The Day of the Girl Child focuses on the widespread denial of the basic lack of human rights given to girls in some cultures, including the right to education and protection. A denial highlighted to the extreme by the attack of Tarkik-i-Taliban (TTP), the group claiming responsibility for Malala Yousafzi's shooting and propelling
the activities of this hard line group and the plight of girls, not only in Pakistan, into frontline news.
Ordered by TTP’s leader, Mulana Fazlullah, nicknamed ‘Radio Mullah’ for his underground radio broadcasts, Fuzlullah has vowed to shoot Malala again if she survives, and her father if he continues to campaign for her right to be educated. That the ‘mighty’ Mullah sent a special hit squad to attack a lone little girl demonstrates just how far from the heart of Islam Fazlullah has strayed and how afraid he has become of her and the power of the simple truth she wields. The Prophet himself (PBUH) advocated the importance of seeking knowledge, ‘Even if you have to go to China” He said. All Malala wanted to do is go and open a book. If the TTP are advocating this is a crime then are they calling the teachngs of the Prophet criminal too?
It’s not merely Malala’s resistance to Fazlullah’s authority or ‘the old ways’ he promotes that he fears of course but what she represents; the very idea of education itself. The idea of having access to ideas other than his own; the idea of being free to choose whose ideas to follow and to engage in the critical thinking around making that decision. It is a freedom Fazlullah wrongly equates with the secularism he fears will rush in through the doors of ‘Western thinking’, pushed open by inquiring minds and innocent hands like Malala's. Flooding the Swat valley with an ‘enlightened modernism’ that will corrupt all it touches and the real reason given behind her attack.
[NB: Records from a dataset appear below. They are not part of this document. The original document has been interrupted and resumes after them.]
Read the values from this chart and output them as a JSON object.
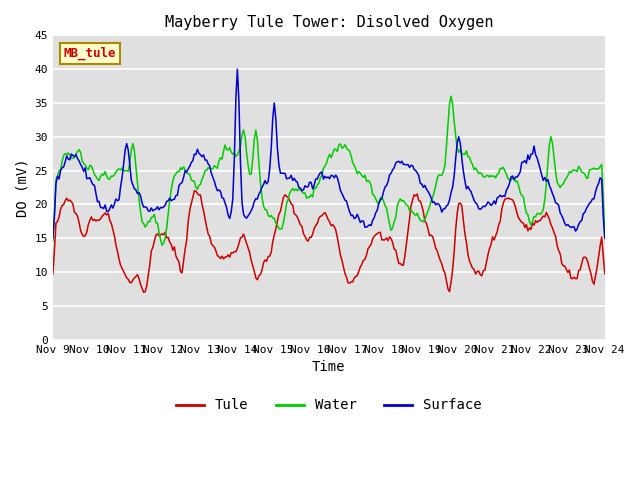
{
  "title": "Mayberry Tule Tower: Disolved Oxygen",
  "ylabel": "DO (mV)",
  "xlabel": "Time",
  "ylim": [
    0,
    45
  ],
  "yticks": [
    0,
    5,
    10,
    15,
    20,
    25,
    30,
    35,
    40,
    45
  ],
  "xtick_labels": [
    "Nov 9",
    "Nov 10",
    "Nov 11",
    "Nov 12",
    "Nov 13",
    "Nov 14",
    "Nov 15",
    "Nov 16",
    "Nov 17",
    "Nov 18",
    "Nov 19",
    "Nov 20",
    "Nov 21",
    "Nov 22",
    "Nov 23",
    "Nov 24"
  ],
  "legend_box_label": "MB_tule",
  "legend_entries": [
    "Tule",
    "Water",
    "Surface"
  ],
  "colors": {
    "tule": "#cc0000",
    "water": "#00cc00",
    "surface": "#0000cc"
  },
  "bg_color": "#e0e0e0",
  "title_fontsize": 11,
  "axis_label_fontsize": 10,
  "n_points": 360
}
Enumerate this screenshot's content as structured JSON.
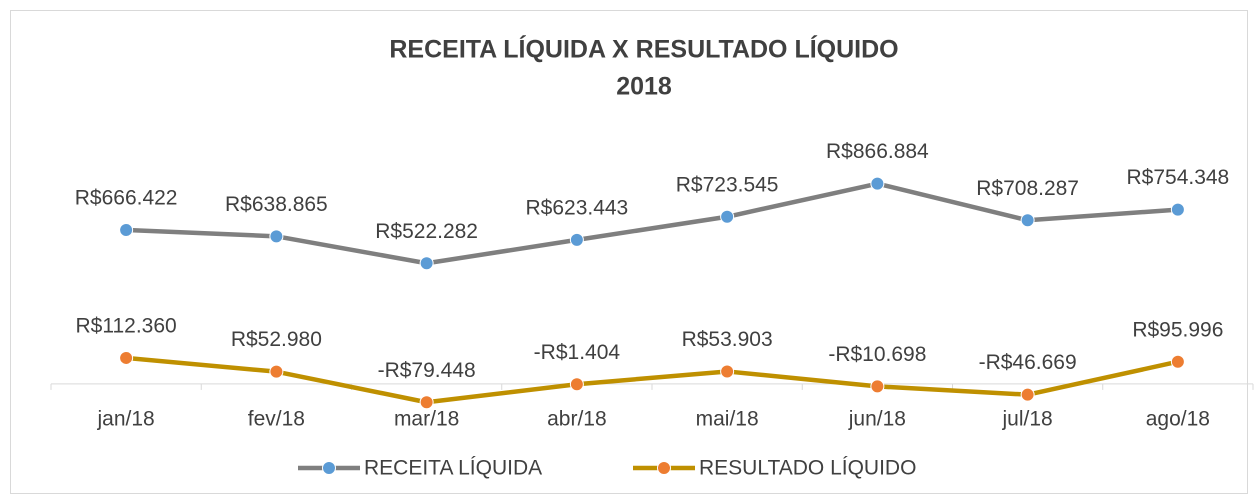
{
  "chart_data": {
    "type": "line",
    "title": [
      "RECEITA LÍQUIDA X RESULTADO LÍQUIDO",
      "2018"
    ],
    "categories": [
      "jan/18",
      "fev/18",
      "mar/18",
      "abr/18",
      "mai/18",
      "jun/18",
      "jul/18",
      "ago/18"
    ],
    "series": [
      {
        "name": "RECEITA LÍQUIDA",
        "color": "#7f7f7f",
        "marker_color": "#5b9bd5",
        "values": [
          666422,
          638865,
          522282,
          623443,
          723545,
          866884,
          708287,
          754348
        ],
        "value_labels": [
          "R$666.422",
          "R$638.865",
          "R$522.282",
          "R$623.443",
          "R$723.545",
          "R$866.884",
          "R$708.287",
          "R$754.348"
        ]
      },
      {
        "name": "RESULTADO LÍQUIDO",
        "color": "#bf9000",
        "marker_color": "#ed7d31",
        "values": [
          112360,
          52980,
          -79448,
          -1404,
          53903,
          -10698,
          -46669,
          95996
        ],
        "value_labels": [
          "R$112.360",
          "R$52.980",
          "-R$79.448",
          "-R$1.404",
          "R$53.903",
          "-R$10.698",
          "-R$46.669",
          "R$95.996"
        ]
      }
    ],
    "ylim": [
      -100000,
      900000
    ],
    "legend": "bottom"
  }
}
Yet Fazlullah does his followers and the people of Swat a grave injustice by assuming they are not capable of the critical thinking Islam calls for in the pursuit of knowledge and that freedom is a secular Western idea with no place in the beautiful green valleys they inhabit. Freedom of ideas is not the preserve of the West. It lives in the hearts of men and women everywhere and it was what Pakistan was founded for but sadly so far floundered to achieve because the wound of partition
has been prodded and poked and prevented from healing and new wounds inflicted upon the old.
But if healing were to take place what then? How would Pakistan look? Perhaps it's time to stop hating each other and blaming each other, including their neighbours, and take charge of its own healing that is its right and make turning their backs on the Taliban the beginning of that process. Fazlullah’s ideas have long been his powerbase, guarded with great jealousy like any other possession, but ironically his actions are likely to bring about the very thing he fears; ideas that challenge his own and on a scale he could not have imagined. With a hit squad coming after him following the announcement of a $1 million reward for his capture from President Al Zadari’s government, the hunter has now become the hunted.
Fazlullah’s greatest arrogance of all is he seems to have forgotten that even if he had succeeded in killing Malala, you cannot kill an idea. And as history has proved time and time again, there is nothing more powerful than an idea whose time has come. The battle between the sword and the pen has been waged and that third ‘more powerful force stronger than both’ has been unleashed. And she is called freedom.